The HAVING clause accepts predicates similar to the way the WHERE clause does except when the elements of the predicate are not columns themselves but aggregate expressions.
-- Listing 2: Exploring the HAVING Clause USE KTrain GO SELECT * from TAB2; -- HAVING Operator with COUNT Aggregate Function USE KTrain GO SELECT CountryCode, COUNT(*) FROM TAB2 GROUP BY CountryCode HAVING COUNT(*)=10; -- HAVING Operator with SUM Aggregate Function USE KTrain GO SELECT FName, SUM(Salary) FROM TAB2 GROUP BY FName HAVING SUM(Salary)>1;
Listing 2 shows samples of the COUNT and SUM aggregate functions being used in the HAVING clause. It’s worth mentioning that the HAVING clause is used to filter groups of rows in a similar way as the WHERE clause is used to filter individual rows.
Sampling Data Sets
In practice, regular users of SQL Server try to get a quick view of the data in a table or something as simple as viewing the structure by attempting to retrieve the entire data set using SELECT * FROM TABx. When one hits a large table – this is typically not a good idea. Using the TOP clause one can quickly sample the data in a table.
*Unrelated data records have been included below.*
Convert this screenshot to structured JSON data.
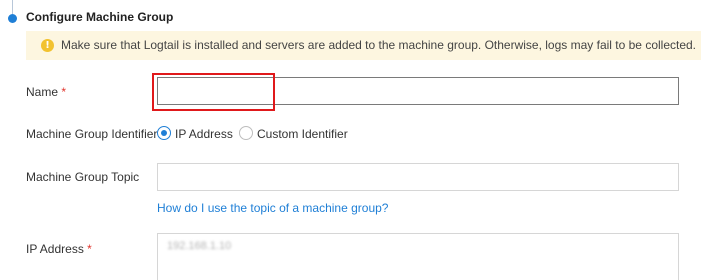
{
  "section": {
    "title": "Configure Machine Group"
  },
  "notice": {
    "icon": "warning-icon",
    "icon_glyph": "!",
    "text": "Make sure that Logtail is installed and servers are added to the machine group. Otherwise, logs may fail to be collected."
  },
  "form": {
    "name": {
      "label": "Name",
      "required_mark": "*",
      "value": "",
      "placeholder": ""
    },
    "identifier": {
      "label": "Machine Group Identifier",
      "options": [
        "IP Address",
        "Custom Identifier"
      ],
      "selected": "IP Address"
    },
    "topic": {
      "label": "Machine Group Topic",
      "value": "",
      "placeholder": "",
      "help_link": "How do I use the topic of a machine group?"
    },
    "ip_address": {
      "label": "IP Address",
      "required_mark": "*",
      "value": "192.168.1.10"
    }
  },
  "colors": {
    "accent": "#1f7fd6",
    "required": "#e0342c",
    "notice_bg": "#fdf6e0",
    "warning_icon": "#f2c230",
    "highlight": "#e0191b"
  }
}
When used by itself, the result set returned by the TOP clause is non-deterministic but when it’s used with the ORDER BY clause, you get the top N rows or the top N percent of rows based on the column used in the ORDER BY clause.
-- Listing 3: Exploring the TOP Clause -- Top 5 Rows (Non-deterministic) USE KTrain GO SELECT TOP 5 * FROM TAB2; -- Top 5 Rows (Determined by ORDER BY clause) USE KTrain GO SELECT TOP 5 * FROM TAB2 ORDER BY lname; -- Top 5 Rows WITH TIES USE KTrain GO SELECT TOP 5 WITH TIES * FROM TAB2 ORDER BY lname; -- Top 5 Rows WITH TIES USE KTrain GO UPDATE TOP (5) TAB2 SET CountryCode='NG' WHERE FName='Kenneth';
Fig. 4 TOP 5 Rows without ORDER BY
Fig. 5 TOP 5 Rows with ORDER BY
Fig. 6 TOP 5 Rows without ties
Fig. 7 TOP 5 Rows with ties
The WITH TIES clause includes rows with the same rank (based on a column in the ORDER BY clause). Figs 4, 5, 6 and 7 show the use of the TOP clause in the various ways already described. Also, note as shown in Listing 3 that TOP can be used in UPDATE statements.
Paging Data Sets
In addition to the TOP clause, we also have a use case where a user navigating a front-end application needs to sift through millions of rows of data. We find that attempting to load the entire data set at a go would be inefficient. The TOP clause allows us to view the first N rows of data or the first N PERCENT of data but we may need to see the NEXT N and so own. The OFFSET-FETCH command allows us to do this.
-- Listing 3: Exploring OFFSET-FETCH USE KairosTraining GO SELECT * FROM TAB1 ORDER BY fname OFFSET 0 ROWS FETCH NEXT 10 ROWS ONLY; USE KairosTraining GO SELECT * FROM TAB1 ORDER BY fname OFFSET 10 ROWS FETCH NEXT 10 ROWS ONLY;
Fig. 8 First Page of an OFFSET-FETCH Query
Fig. 9 Second Page of an OFFSET-FETCH Query
The largest cost associated with a query involving the TOP or OFFSET-FETCH clauses is the sorting. It is also important to realize that internally, SQL Server is using the same underlying mechanism to realize the OFFSET-FETCH results as it does for a TOP query. TOP is unique to Microsoft products while OFFSET-FETCH is ANSI-compliant.
Fig. 10 Execution Plan for a TOP Query
Fig. 11 Execution Plan for an OFFSET-FETCH Query
In this article, we have seen the various ways T-SQL allows us to extract subsets of data based on the conditions we define. In the case of the WHERE and HAVING clauses, a predicate is explicitly required. The TOP and FETCH simply return subsets of the data set based on some order.